At 3.30pm we went back outside to learn how to cross-country ski in the dark by the light of our head torches!! First Lynda had us shoosh along the practice track that she had laid out without poles as she insisted that it was easier to learn the footwork without the poles. Woo hoo, rather astonishingly this was something that I picked up more quickly than Bernie. In fact, Lynda even told me that my technique was very good. Imagine that! I only had one little forward trip which I was able to recover from really easily. On the other hand Bernie fell quite heavily three times and struggled to get upright again. He also managed to knock his head torch off
and had Lynda picking up after him to help him get set to continue.
Next we introduced the poles and off we went around the practice track again. This time I didn't fall over at all. Bernie had another fall - even with the poles to help maintain his balance!

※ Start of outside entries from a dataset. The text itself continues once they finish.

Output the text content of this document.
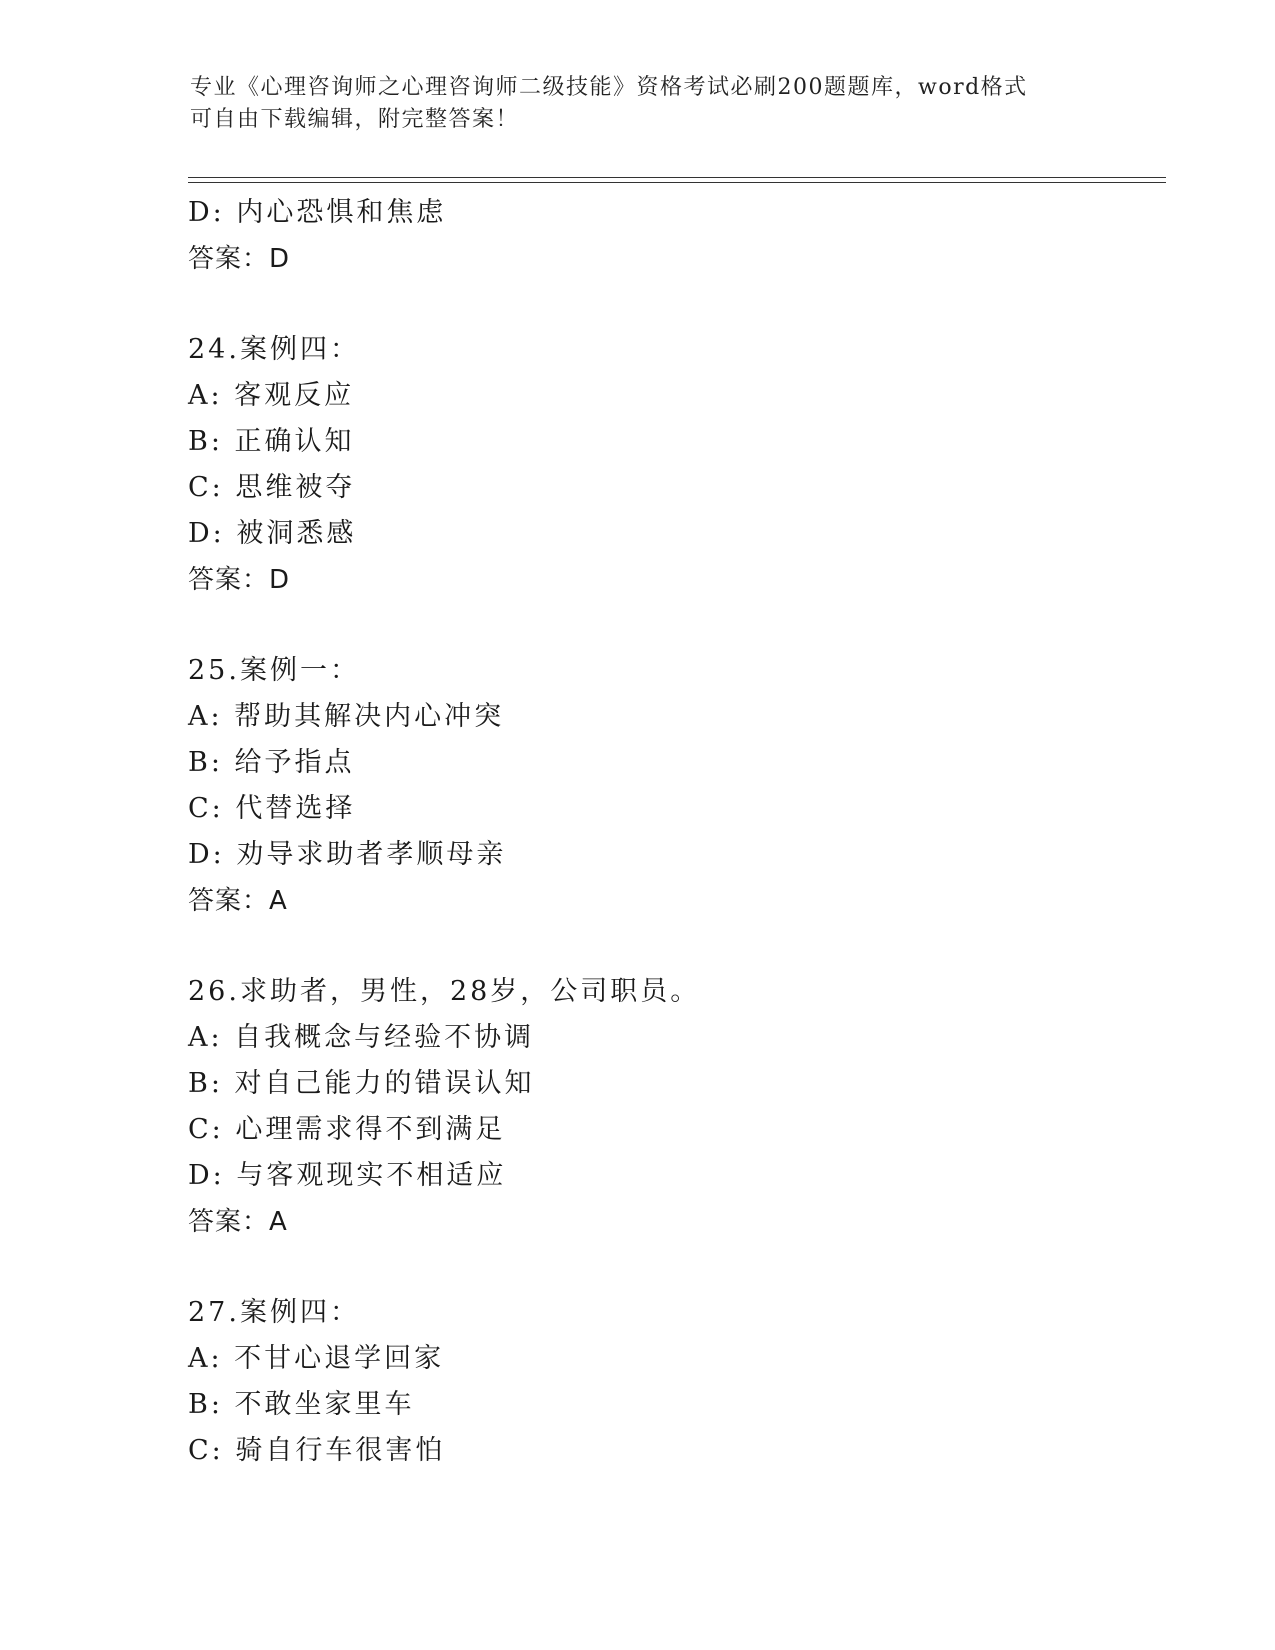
专业《心理咨询师之心理咨询师二级技能》资格考试必刷200题题库，word格式
可自由下载编辑，附完整答案！
D: 内心恐惧和焦虑
答案：D
24.案例四：
A: 客观反应
B: 正确认知
C: 思维被夺
D: 被洞悉感
答案：D
25.案例一：
A: 帮助其解决内心冲突
B: 给予指点
C: 代替选择
D: 劝导求助者孝顺母亲
答案：A
26.求助者，男性，28岁，公司职员。
A: 自我概念与经验不协调
B: 对自己能力的错误认知
C: 心理需求得不到满足
D: 与客观现实不相适应
答案：A
27.案例四：
A: 不甘心退学回家
B: 不敢坐家里车
C: 骑自行车很害怕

I think that, in part at least, the problem could be that Bernie can actually downhill ski whereas I am absolutely rubbish at it. Because I have no downhill technique to speak of, I think I was able to pick up the cross-country technique more easily. Anyway, we set off on one more circuit of the practice track and, just when it seemed that Bernie might be getting the hang of it, he fell over again!! After our three circuits of the track we packed it in with Lynda encouraging us to try out the track along the Lake's shoreline tomorrow on our own. When we got back inside I was really surprised to see that we had been outside for an hour.
We were sitting in our room to rest and recover until dinner time when there was a knock on our door about 5.20pm. Lynda told
us that Toni had just rung to say that the Northern Lights were ON!! We told Lynda that we would get our gear on and be straight out. Well, as straight out as you can be when you have to put on so many layers of clothing!! It was well worth the effort of getting back into our gear because the sky was full of the Aurora Borealis. So much so that we hardly knew where to look let alone where to point our cameras with a 180 degree arc of lights stretching from behind the hotel to the other side of the lake. Totally AWESOME! Between us we took about 300 photos in an hour!
After an hour the sky started to quieten a bit so we went inside for dinner at 7.00pm. Toni told us that it is important to eat and rest to help your body cope with the cold so, while it was tempting to stay out watching the lights, we thought that we should go in for a little while.
Pretty much straight after dinner we layered up again. Because it was still around 20 below, and we hoped to be out for
a while photographing the aurora, under my onesie I had Merino leggings and fleece pants, three pairs of socks, a long-sleeved Merino T-shirt, a short-sleeved Merino T-shirt, a Merino jumper and my duck-down jacket, a Merino neck warmer and ... three hats!Unfortunately, after putting on all of those layers, we went back outside to find the sky covered with cloud and zero auroral activity visible; in fact, we could barely see the moon!! Bugger.
We came back in and stripped off. You just cannot be inside with all of those layers on because the hotel's central heating is lovely and warm. About 9.00pm Bernie popped his head out to see what the weather was doing. Now it was snowing so no chance of seeing any auroral activity. This was very disappointing because the auroral forecast was for moderate to high activity. Unfortunately the meteorological forecast was cloudy with snow showers. So, with the auroral and weather forecasts unaligned for good aurora viewing we had an early night. We were very happy with the viewing that we had earlier, more activity tonight just would have been a bonus.